Even the Paintings For Children, hung low against fish wallpaper here, as they were when first exhibited in 1983 at a Zurich gallery, are deadly. Warhol did not paint animals or people for children, but clockwork toys; lifeless things with rictus grins, condemned to death each time their mechanisms wind down.
It’s not all doom and gloom, though. One room is given over to Silver Clouds, an installation of reflective, helium-filled pillows, and, on my visit, full of toddlers gleefully ignoring the notice to interact ‘gently’ with the exhibit. Then, in the lower galleries, we are treated to a selection of Warhol’s early illustration work. There are glorious drawings of shoes and handbags using the ‘blotted-line’ technique that prefigures his later use of screen-printing, and line drawings of beautiful boys smacking their lips, too. But the next room will wipe the smile off your face. It contains vitrines piled high with the contents of Warhol’s boxes, time capsules full of ephemera explicitly destined for posthumous examination. As a record of Warhol’s daily existence these collections of fan letters, playbills and press cuttings are simply fascinating, but as works of art, these boxes must be read as an attempt to stall time, to cheat death.
And, with that thought, the room full of celebrity portraits upstairs is recast. Instead of celebrating beauty and fame, revelling in superficiality, they become another attempt to guard against the future and its inevitable end. So, Debbie Harry is preserved in aspic, not held up for admiration. And, conversely, Truman Capote is shown not as the the absurdly gorgeous, plump and pouting seducer that Warhol fell for in his youth, but sad-eyed and thin-lipped: another skull painting in all but name.

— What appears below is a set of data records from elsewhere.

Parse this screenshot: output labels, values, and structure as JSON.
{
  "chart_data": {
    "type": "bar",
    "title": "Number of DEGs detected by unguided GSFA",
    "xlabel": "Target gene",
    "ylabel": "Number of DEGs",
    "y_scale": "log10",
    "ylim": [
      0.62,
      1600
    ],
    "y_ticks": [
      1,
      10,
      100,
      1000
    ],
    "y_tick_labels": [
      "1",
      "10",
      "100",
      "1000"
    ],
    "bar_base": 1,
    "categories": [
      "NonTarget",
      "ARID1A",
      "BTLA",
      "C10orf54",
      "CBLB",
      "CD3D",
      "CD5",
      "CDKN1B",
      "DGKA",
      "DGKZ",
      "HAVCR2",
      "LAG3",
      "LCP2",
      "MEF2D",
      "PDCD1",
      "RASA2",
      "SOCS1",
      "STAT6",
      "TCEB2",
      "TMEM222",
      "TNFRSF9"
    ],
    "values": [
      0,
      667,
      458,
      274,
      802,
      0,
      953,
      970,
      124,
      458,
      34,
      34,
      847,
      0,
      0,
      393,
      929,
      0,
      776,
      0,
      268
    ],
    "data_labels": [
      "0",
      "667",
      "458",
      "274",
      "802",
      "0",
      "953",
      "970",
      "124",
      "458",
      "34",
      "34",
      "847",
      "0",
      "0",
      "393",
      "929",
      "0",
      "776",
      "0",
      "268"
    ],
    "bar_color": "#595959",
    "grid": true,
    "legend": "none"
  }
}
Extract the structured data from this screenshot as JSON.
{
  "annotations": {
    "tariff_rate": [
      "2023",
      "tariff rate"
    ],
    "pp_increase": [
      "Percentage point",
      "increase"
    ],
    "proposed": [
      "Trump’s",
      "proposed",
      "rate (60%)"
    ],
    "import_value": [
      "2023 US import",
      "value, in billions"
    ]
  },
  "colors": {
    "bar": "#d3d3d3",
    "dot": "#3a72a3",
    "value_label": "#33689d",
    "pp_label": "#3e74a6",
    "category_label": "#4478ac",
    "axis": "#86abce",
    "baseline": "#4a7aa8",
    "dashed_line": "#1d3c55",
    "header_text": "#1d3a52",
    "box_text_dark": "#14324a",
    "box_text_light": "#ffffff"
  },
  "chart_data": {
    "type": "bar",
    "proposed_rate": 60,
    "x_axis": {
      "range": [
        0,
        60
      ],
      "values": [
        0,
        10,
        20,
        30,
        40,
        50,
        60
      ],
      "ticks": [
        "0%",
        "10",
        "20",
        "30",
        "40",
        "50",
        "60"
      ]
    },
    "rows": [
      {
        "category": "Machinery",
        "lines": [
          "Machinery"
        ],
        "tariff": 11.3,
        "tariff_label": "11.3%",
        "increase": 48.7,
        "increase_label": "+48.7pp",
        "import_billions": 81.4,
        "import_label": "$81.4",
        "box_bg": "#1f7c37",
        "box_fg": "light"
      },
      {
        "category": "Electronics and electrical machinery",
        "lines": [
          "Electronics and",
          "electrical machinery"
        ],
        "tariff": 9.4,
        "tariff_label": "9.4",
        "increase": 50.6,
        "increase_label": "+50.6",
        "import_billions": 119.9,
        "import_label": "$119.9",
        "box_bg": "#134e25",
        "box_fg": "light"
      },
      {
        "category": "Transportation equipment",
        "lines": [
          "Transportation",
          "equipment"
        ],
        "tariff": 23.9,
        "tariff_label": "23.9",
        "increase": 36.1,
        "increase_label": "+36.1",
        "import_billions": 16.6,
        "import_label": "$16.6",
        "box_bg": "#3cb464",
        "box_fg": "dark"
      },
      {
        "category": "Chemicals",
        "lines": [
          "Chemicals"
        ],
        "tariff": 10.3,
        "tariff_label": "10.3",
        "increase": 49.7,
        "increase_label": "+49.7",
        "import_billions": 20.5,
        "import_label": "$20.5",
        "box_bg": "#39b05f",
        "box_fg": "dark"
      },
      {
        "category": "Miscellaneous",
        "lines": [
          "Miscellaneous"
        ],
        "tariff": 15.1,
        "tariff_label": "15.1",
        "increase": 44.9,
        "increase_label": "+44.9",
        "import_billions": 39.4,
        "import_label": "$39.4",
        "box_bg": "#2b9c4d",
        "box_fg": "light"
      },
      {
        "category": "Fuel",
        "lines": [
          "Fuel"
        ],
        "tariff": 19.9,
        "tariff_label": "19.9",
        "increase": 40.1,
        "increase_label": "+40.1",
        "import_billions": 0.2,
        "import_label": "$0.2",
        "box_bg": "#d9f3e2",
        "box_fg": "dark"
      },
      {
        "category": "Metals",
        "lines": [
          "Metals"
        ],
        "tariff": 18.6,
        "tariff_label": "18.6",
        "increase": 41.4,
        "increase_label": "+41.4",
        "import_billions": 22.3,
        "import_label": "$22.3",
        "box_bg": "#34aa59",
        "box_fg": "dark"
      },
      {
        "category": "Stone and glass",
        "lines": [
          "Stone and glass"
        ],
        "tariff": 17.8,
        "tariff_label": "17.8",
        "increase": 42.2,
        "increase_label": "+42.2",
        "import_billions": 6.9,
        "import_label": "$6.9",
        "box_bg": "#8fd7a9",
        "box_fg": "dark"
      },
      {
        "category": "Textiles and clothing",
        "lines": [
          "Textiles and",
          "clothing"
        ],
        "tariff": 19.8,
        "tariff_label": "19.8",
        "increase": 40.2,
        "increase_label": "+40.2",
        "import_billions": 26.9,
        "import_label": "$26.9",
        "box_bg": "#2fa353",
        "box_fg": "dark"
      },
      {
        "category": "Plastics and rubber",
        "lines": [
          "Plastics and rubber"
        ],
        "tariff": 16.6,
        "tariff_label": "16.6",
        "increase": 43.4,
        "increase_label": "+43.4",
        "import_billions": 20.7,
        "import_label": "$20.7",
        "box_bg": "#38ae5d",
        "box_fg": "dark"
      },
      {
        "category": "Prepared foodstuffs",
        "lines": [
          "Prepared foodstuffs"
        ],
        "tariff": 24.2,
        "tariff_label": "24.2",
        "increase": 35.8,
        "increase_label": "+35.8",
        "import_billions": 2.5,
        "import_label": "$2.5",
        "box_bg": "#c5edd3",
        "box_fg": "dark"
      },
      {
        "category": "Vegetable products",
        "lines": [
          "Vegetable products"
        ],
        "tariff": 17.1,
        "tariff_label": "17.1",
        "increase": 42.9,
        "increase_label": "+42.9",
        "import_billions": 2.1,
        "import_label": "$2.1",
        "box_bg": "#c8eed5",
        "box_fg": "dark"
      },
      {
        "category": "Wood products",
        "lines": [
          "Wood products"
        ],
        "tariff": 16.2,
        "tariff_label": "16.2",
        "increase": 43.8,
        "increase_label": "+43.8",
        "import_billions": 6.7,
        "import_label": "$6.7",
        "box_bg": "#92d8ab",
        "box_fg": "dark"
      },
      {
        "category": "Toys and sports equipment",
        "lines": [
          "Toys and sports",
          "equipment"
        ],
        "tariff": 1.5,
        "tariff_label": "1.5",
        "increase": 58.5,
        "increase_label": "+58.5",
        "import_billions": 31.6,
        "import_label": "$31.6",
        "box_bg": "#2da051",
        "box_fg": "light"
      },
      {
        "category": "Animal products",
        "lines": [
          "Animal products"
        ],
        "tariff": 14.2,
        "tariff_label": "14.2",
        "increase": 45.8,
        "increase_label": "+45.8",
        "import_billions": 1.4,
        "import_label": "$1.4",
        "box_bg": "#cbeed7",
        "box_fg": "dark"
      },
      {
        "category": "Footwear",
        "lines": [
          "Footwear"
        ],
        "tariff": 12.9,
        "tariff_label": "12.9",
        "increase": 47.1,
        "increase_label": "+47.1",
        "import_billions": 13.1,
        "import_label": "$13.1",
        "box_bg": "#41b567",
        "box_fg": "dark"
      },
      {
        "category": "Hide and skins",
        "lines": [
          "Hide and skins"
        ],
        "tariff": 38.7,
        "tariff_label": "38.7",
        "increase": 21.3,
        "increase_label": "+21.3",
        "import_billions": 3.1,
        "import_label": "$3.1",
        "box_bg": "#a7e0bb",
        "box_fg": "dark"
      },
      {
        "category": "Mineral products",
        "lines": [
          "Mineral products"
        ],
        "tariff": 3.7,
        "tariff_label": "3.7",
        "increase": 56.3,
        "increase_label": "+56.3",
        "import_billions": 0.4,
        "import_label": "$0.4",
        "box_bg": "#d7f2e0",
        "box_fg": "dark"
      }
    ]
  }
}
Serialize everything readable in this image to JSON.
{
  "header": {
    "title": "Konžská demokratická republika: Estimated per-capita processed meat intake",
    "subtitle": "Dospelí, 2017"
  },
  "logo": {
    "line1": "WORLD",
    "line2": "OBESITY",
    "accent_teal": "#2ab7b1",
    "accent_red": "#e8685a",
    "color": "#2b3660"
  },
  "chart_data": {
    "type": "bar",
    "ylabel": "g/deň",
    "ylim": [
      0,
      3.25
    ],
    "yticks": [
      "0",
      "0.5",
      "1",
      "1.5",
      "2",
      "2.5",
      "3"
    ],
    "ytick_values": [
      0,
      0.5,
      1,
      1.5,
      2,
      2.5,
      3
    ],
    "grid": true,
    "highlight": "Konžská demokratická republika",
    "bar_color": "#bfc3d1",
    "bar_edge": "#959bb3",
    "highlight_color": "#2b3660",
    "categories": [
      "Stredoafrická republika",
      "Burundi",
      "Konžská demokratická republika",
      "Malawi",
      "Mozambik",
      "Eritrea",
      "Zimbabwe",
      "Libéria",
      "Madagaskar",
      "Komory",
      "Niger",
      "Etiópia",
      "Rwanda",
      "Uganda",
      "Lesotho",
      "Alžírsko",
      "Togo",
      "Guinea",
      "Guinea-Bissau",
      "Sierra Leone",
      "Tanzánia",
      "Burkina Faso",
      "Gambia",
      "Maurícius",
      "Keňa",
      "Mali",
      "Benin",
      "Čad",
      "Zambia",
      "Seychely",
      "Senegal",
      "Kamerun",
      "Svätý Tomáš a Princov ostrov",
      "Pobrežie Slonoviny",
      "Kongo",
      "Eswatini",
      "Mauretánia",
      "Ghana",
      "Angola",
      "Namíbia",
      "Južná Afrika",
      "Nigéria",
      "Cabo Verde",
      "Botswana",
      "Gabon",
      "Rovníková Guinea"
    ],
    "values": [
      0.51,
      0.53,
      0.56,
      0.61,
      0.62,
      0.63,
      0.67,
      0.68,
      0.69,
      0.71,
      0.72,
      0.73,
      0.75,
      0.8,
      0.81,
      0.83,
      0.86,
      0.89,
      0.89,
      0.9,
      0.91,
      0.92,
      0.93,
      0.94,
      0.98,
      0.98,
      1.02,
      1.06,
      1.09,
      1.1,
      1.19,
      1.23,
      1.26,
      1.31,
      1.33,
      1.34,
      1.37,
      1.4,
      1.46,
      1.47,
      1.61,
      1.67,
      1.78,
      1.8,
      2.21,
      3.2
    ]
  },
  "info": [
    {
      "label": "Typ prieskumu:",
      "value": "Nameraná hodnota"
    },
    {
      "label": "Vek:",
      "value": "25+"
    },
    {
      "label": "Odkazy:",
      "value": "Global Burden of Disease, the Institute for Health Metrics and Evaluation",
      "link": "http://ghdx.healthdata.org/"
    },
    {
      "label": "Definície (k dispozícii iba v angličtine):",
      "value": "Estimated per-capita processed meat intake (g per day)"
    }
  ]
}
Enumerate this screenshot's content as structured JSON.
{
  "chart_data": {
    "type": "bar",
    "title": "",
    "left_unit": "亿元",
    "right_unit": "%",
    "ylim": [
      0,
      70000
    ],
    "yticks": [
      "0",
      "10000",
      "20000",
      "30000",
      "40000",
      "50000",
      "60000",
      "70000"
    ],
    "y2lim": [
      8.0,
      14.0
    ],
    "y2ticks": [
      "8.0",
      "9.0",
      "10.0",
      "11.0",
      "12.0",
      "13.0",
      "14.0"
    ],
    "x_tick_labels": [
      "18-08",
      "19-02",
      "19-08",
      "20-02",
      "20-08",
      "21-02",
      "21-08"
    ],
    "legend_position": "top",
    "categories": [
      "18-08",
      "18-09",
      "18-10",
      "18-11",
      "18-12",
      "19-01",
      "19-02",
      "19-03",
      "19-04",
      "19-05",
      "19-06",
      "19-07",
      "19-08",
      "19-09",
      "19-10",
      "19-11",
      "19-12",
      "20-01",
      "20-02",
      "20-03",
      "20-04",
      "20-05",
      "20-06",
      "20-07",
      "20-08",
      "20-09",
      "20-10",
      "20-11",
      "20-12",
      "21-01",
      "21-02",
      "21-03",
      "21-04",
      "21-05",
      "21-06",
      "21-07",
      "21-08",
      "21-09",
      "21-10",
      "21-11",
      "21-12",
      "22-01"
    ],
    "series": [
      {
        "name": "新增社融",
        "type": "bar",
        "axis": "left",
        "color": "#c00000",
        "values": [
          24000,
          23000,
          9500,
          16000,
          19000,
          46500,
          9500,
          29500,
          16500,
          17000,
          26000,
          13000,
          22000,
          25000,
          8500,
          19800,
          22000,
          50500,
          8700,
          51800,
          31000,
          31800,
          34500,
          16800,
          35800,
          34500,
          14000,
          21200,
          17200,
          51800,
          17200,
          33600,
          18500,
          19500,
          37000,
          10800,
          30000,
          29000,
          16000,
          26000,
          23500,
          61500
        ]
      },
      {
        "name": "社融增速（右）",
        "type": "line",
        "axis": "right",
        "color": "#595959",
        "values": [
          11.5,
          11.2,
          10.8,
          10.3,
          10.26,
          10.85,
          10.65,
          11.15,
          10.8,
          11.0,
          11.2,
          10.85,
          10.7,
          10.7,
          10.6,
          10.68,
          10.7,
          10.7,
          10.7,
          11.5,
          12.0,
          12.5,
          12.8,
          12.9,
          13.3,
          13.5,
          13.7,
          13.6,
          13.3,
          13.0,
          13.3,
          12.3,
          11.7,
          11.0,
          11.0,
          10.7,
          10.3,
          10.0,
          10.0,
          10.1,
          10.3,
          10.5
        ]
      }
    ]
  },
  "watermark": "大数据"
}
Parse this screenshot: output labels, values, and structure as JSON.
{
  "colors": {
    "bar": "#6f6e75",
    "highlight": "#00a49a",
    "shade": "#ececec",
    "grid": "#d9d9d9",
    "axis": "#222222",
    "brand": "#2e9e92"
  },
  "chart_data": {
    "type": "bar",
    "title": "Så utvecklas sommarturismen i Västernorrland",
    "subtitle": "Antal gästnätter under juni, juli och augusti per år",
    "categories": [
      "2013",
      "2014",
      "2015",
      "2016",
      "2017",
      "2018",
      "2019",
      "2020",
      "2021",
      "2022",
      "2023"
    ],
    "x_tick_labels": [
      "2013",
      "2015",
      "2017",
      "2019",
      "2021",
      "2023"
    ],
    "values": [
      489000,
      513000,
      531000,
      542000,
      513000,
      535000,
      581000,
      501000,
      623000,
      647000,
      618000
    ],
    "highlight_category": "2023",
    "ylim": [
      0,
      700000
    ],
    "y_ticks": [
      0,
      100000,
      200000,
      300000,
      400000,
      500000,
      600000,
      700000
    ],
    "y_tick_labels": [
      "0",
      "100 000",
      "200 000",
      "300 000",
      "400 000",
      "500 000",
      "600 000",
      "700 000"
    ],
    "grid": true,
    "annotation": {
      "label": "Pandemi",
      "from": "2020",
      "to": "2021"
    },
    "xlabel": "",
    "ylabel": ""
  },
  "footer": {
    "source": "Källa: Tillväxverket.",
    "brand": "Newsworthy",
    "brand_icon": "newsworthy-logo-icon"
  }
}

This is a wonderful show, then. Not just because it offers the chance to view works never before seen in Europe, let alone Scotland, and not just because it is beautifully put together, especially when it comes to the recreated installations, but because it will more than likely change the way you think about Warhol and his work, whether you end up agreeing with its central thesis or not. Considering the ubiquity of Warhol’s images, the never-ending stream of retrospectives devoted to his work, and the volumes of popular and academic criticism devoted to his legacy, this is no mean feat.